The reader can recognize that Lu Xun understands the main characteristics of Chinese society and culture in many different respects. First, he knows his place in society, he “for more than four years used to go, almost daily, to a pawnbroker’s and a medicine shop… but the counter in the medicine shop was the same height as I, and that in the pawnbroker’s twice my height”. Xun at the medicine shop comprehends the fact from a figurative standpoint that he and the pawnbroker are not equals. The pawnbroker is figuratively and a higher rank than him by stating that the pawnbroker is twice his height or twice his rank. Besides that, in a family aspect, Lu Xun knows that the “iron house without windows [are] absolutely indestructible”. One cannot impinge on a household in Chinese society. A moral dilemma occurs when eating the flesh of another human or family member. The ethics behind people eating other people from Xun’s standpoint are blasphemy to the human race and believe that we are animals. Likewise, hyenas or wolves because we only eat dead flesh. Even more unethical, according to Xun, his elder brother. Lu Xun still cannot fathom why his brother is plotting to eat him. Xun claims “the most deplorable is my elder brother. He’s a man too, so why isn’t he afraid, why is he plotting with others to eat me? Does force of habit blind a man to what’s wrong? Or is he so heartless that he will knowingly commit a crime?” Xun does not understand why his elder brother has to give in to this part of society and strongly disagrees with it and believes it is unnecessary. Xun perceives that he can still give in to the part of society even by not eating others and still respect others. Xun asks him “is it right” and his elder brother’s response is “disconcerted and mutters, ‘No…’” Then Lu Xun asks him again “why do they still do it?” and he responds “that’s the way it’s always been”. Furthermore, Lu Xun assimilates Chinese society and filial piety to the point where he questions his elder brother’s actions and superiority about long-lasting traditions that he publicly obliged not to ask and rejects this entire idea.

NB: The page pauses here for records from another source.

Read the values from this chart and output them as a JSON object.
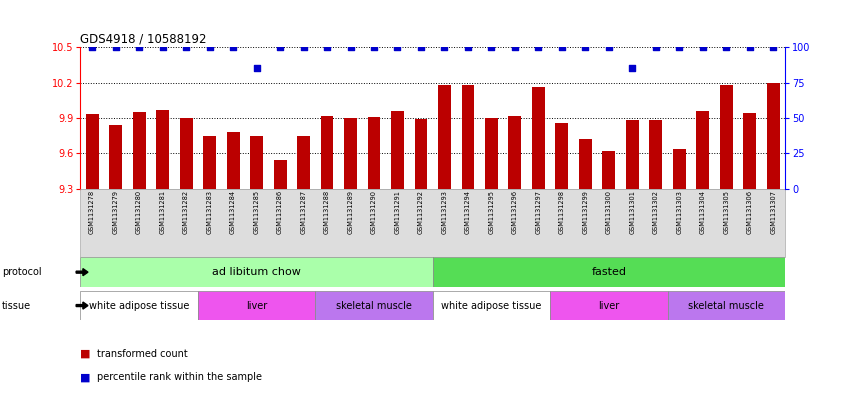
{
  "title": "GDS4918 / 10588192",
  "samples": [
    "GSM1131278",
    "GSM1131279",
    "GSM1131280",
    "GSM1131281",
    "GSM1131282",
    "GSM1131283",
    "GSM1131284",
    "GSM1131285",
    "GSM1131286",
    "GSM1131287",
    "GSM1131288",
    "GSM1131289",
    "GSM1131290",
    "GSM1131291",
    "GSM1131292",
    "GSM1131293",
    "GSM1131294",
    "GSM1131295",
    "GSM1131296",
    "GSM1131297",
    "GSM1131298",
    "GSM1131299",
    "GSM1131300",
    "GSM1131301",
    "GSM1131302",
    "GSM1131303",
    "GSM1131304",
    "GSM1131305",
    "GSM1131306",
    "GSM1131307"
  ],
  "bar_values": [
    9.93,
    9.84,
    9.95,
    9.97,
    9.9,
    9.75,
    9.78,
    9.75,
    9.54,
    9.75,
    9.92,
    9.9,
    9.91,
    9.96,
    9.89,
    10.18,
    10.18,
    9.9,
    9.92,
    10.16,
    9.86,
    9.72,
    9.62,
    9.88,
    9.88,
    9.64,
    9.96,
    10.18,
    9.94,
    10.2
  ],
  "percentile_values": [
    100,
    100,
    100,
    100,
    100,
    100,
    100,
    85,
    100,
    100,
    100,
    100,
    100,
    100,
    100,
    100,
    100,
    100,
    100,
    100,
    100,
    100,
    100,
    85,
    100,
    100,
    100,
    100,
    100,
    100
  ],
  "bar_color": "#bb0000",
  "dot_color": "#0000cc",
  "ylim_left": [
    9.3,
    10.5
  ],
  "yticks_left": [
    9.3,
    9.6,
    9.9,
    10.2,
    10.5
  ],
  "ylim_right": [
    0,
    100
  ],
  "yticks_right": [
    0,
    25,
    50,
    75,
    100
  ],
  "grid_lines": [
    9.6,
    9.9,
    10.2,
    10.5
  ],
  "protocol_groups": [
    {
      "label": "ad libitum chow",
      "start": 0,
      "end": 14,
      "color": "#aaffaa"
    },
    {
      "label": "fasted",
      "start": 15,
      "end": 29,
      "color": "#55dd55"
    }
  ],
  "tissue_groups": [
    {
      "label": "white adipose tissue",
      "start": 0,
      "end": 4,
      "color": "#ffffff"
    },
    {
      "label": "liver",
      "start": 5,
      "end": 9,
      "color": "#ee55ee"
    },
    {
      "label": "skeletal muscle",
      "start": 10,
      "end": 14,
      "color": "#bb77ee"
    },
    {
      "label": "white adipose tissue",
      "start": 15,
      "end": 19,
      "color": "#ffffff"
    },
    {
      "label": "liver",
      "start": 20,
      "end": 24,
      "color": "#ee55ee"
    },
    {
      "label": "skeletal muscle",
      "start": 25,
      "end": 29,
      "color": "#bb77ee"
    }
  ],
  "bg_color": "#ffffff",
  "label_fontsize": 7,
  "tick_fontsize": 7,
  "bar_fontsize": 4.8,
  "protocol_label": "protocol",
  "tissue_label": "tissue",
  "legend_bar_label": "transformed count",
  "legend_dot_label": "percentile rank within the sample"
}
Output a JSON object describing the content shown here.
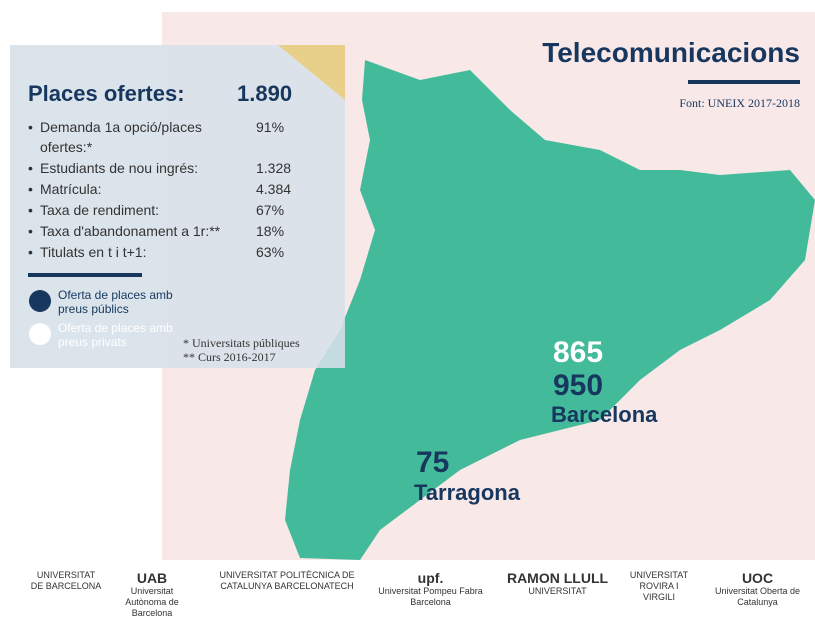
{
  "header": {
    "title": "Telecomunicacions",
    "source": "Font: UNEIX 2017-2018"
  },
  "panel": {
    "heading": "Places ofertes:",
    "total": "1.890",
    "stats": [
      {
        "label": "Demanda 1a opció/places ofertes:*",
        "value": "91%"
      },
      {
        "label": "Estudiants de nou ingrés:",
        "value": "1.328"
      },
      {
        "label": "Matrícula:",
        "value": "4.384"
      },
      {
        "label": "Taxa de rendiment:",
        "value": "67%"
      },
      {
        "label": "Taxa d'abandonament a 1r:**",
        "value": "18%"
      },
      {
        "label": "Titulats en t i t+1:",
        "value": "63%"
      }
    ],
    "legend": [
      "Oferta de places amb preus públics",
      "Oferta de places amb preus privats"
    ],
    "notes": [
      "* Universitats públiques",
      "** Curs 2016-2017"
    ]
  },
  "map": {
    "barcelona": {
      "public": "865",
      "private": "950",
      "name": "Barcelona"
    },
    "tarragona": {
      "public": "75",
      "name": "Tarragona"
    }
  },
  "logos": [
    {
      "name": "UNIVERSITAT DE BARCELONA"
    },
    {
      "mark": "UAB",
      "name": "Universitat Autònoma de Barcelona"
    },
    {
      "name": "UNIVERSITAT POLITÈCNICA DE CATALUNYA BARCELONATECH"
    },
    {
      "mark": "upf.",
      "name": "Universitat Pompeu Fabra Barcelona"
    },
    {
      "mark": "RAMON LLULL",
      "name": "UNIVERSITAT"
    },
    {
      "name": "UNIVERSITAT ROVIRA I VIRGILI"
    },
    {
      "mark": "UOC",
      "name": "Universitat Oberta de Catalunya"
    }
  ]
}
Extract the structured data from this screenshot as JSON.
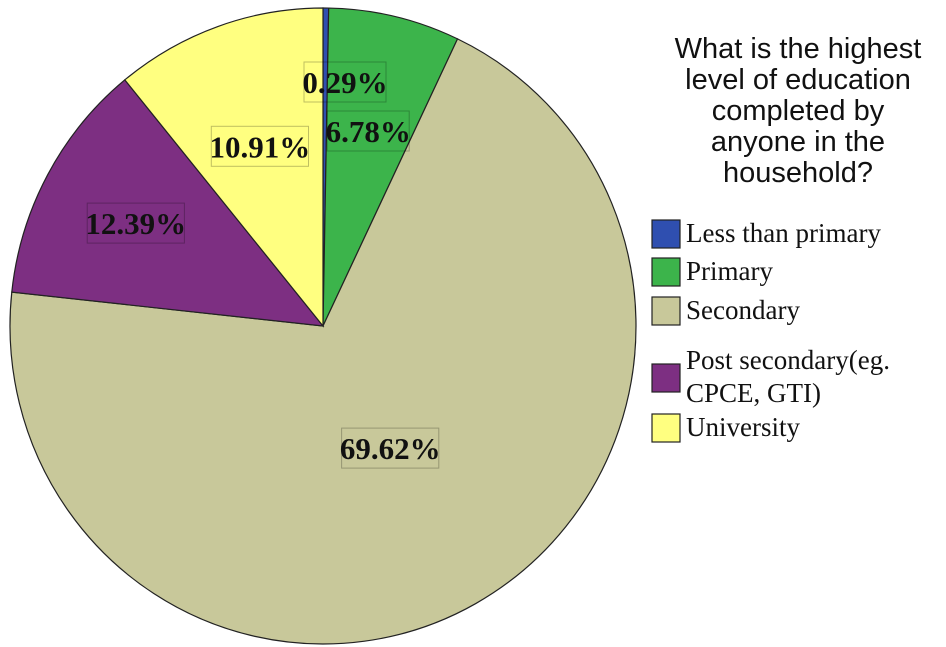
{
  "chart_data": {
    "type": "pie",
    "title": "",
    "legend_title_lines": [
      "What is the highest",
      "level of education",
      "completed by",
      "anyone in the",
      "household?"
    ],
    "legend_position": "right",
    "slices": [
      {
        "label_lines": [
          "Less than primary"
        ],
        "value": 0.29,
        "display": "0.29%",
        "color": "#2f4fb0"
      },
      {
        "label_lines": [
          "Primary"
        ],
        "value": 6.78,
        "display": "6.78%",
        "color": "#3cb44b"
      },
      {
        "label_lines": [
          "Secondary"
        ],
        "value": 69.62,
        "display": "69.62%",
        "color": "#c8c89a"
      },
      {
        "label_lines": [
          "Post secondary(eg.",
          "CPCE, GTI)"
        ],
        "value": 12.39,
        "display": "12.39%",
        "color": "#7d2f82"
      },
      {
        "label_lines": [
          "University"
        ],
        "value": 10.91,
        "display": "10.91%",
        "color": "#ffff80"
      }
    ]
  }
}
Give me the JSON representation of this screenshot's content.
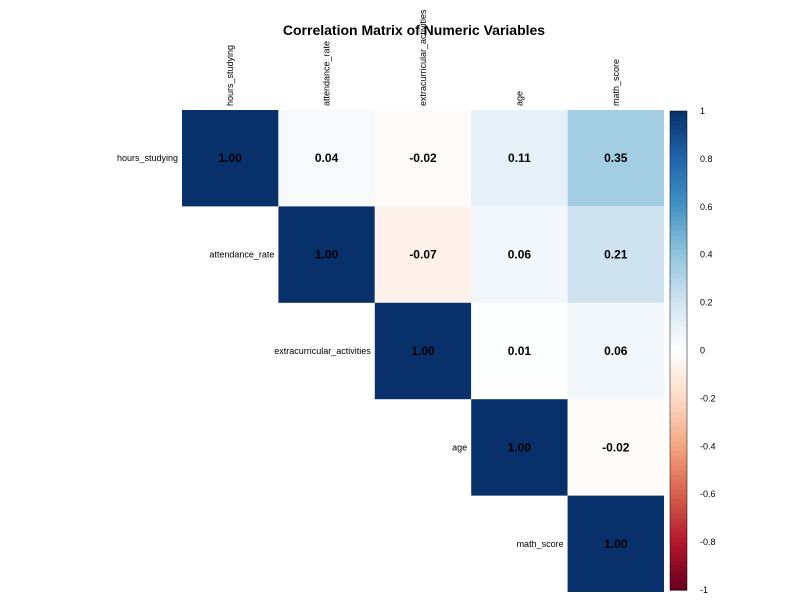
{
  "chart_data": {
    "type": "heatmap",
    "title": "Correlation Matrix of Numeric Variables",
    "variables": [
      "hours_studying",
      "attendance_rate",
      "extracurricular_activities",
      "age",
      "math_score"
    ],
    "matrix": [
      [
        1.0,
        0.04,
        -0.02,
        0.11,
        0.35
      ],
      [
        0.04,
        1.0,
        -0.07,
        0.06,
        0.21
      ],
      [
        -0.02,
        -0.07,
        1.0,
        0.01,
        0.06
      ],
      [
        0.11,
        0.06,
        0.01,
        1.0,
        -0.02
      ],
      [
        0.35,
        0.21,
        0.06,
        -0.02,
        1.0
      ]
    ],
    "display": "upper-triangle",
    "value_format": "2-decimal",
    "color_range": [
      -1,
      1
    ],
    "legend": {
      "position": "right",
      "ticks": [
        "1",
        "0.8",
        "0.6",
        "0.4",
        "0.2",
        "0",
        "-0.2",
        "-0.4",
        "-0.6",
        "-0.8",
        "-1"
      ]
    },
    "colors": {
      "positive_strong": "#08306b",
      "neutral": "#ffffff",
      "negative_strong": "#67001f"
    }
  }
}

To summarize, Xun demonstrates this in his short stories that obeying elders and people of higher ranks, regardless what is asked to constitute a key characteristic of Chinese society and culture but attempts to believe that is completely unnecessary to the extent of eating others, negatively casts Chinese people. From a viewpoint looking upon elders as superiors in Chinese history today, it is becoming a more unpopular phenomenon and rejecting their outdated beliefs. Chinese millennials and foreign influences are replacing those beliefs with new beliefs. One could speculate that Lu Xun was far ahead of his time and being a left-right revolutionist and rejecting the whole concept of listening to what everyone above you has to say and respect their place. Xun additionally makes critical and sarcastic comments on radical traditions such as eating other people, specifically kin. Moreover, one could say that Xun is possibly leading the reader to more of a western idea of pure freedom. People can say whatever they want and believe what is best for them, rather than the government or societal requirements. People of the west, right before Xun’s time, became free of Great Britain and obtained their freedoms. In China, people can be free, but never free to the point of society. The biggest burden for Chinese people is societal requirements. For beauty, academics, and career-wise. Chinese parents and family expect their child to study extremely hard, get a job right, and get married. Ultimately, a phenomenal leftist revolutionary writer, Lu Xun, stands out from everyone else in the crowd because he believes in the ninety-nine percent will not.

Works Cited

  • “Praying Mantis.” National Geographic, 21 Sept. 2018,
  • Xun, Lu. ‘Preface To The First Collection of Short Stories.’ Call to Arms, translated by Yang Xianyi and Gladya Yang, 2007, p. 3-7.
  • Xun, Lu. ‘Preface To The First Collection of Short Stories.’ A Madman’s Diary, translated by Yang Xianyi and Gladya Yang, 2007, p. 8-16.
  • Xun, Lu. ‘Preface To The First Collection of Short Stories.’ Medicine, translated by Yang Xianyi and Gladya Yang, 2007, p. 37-45.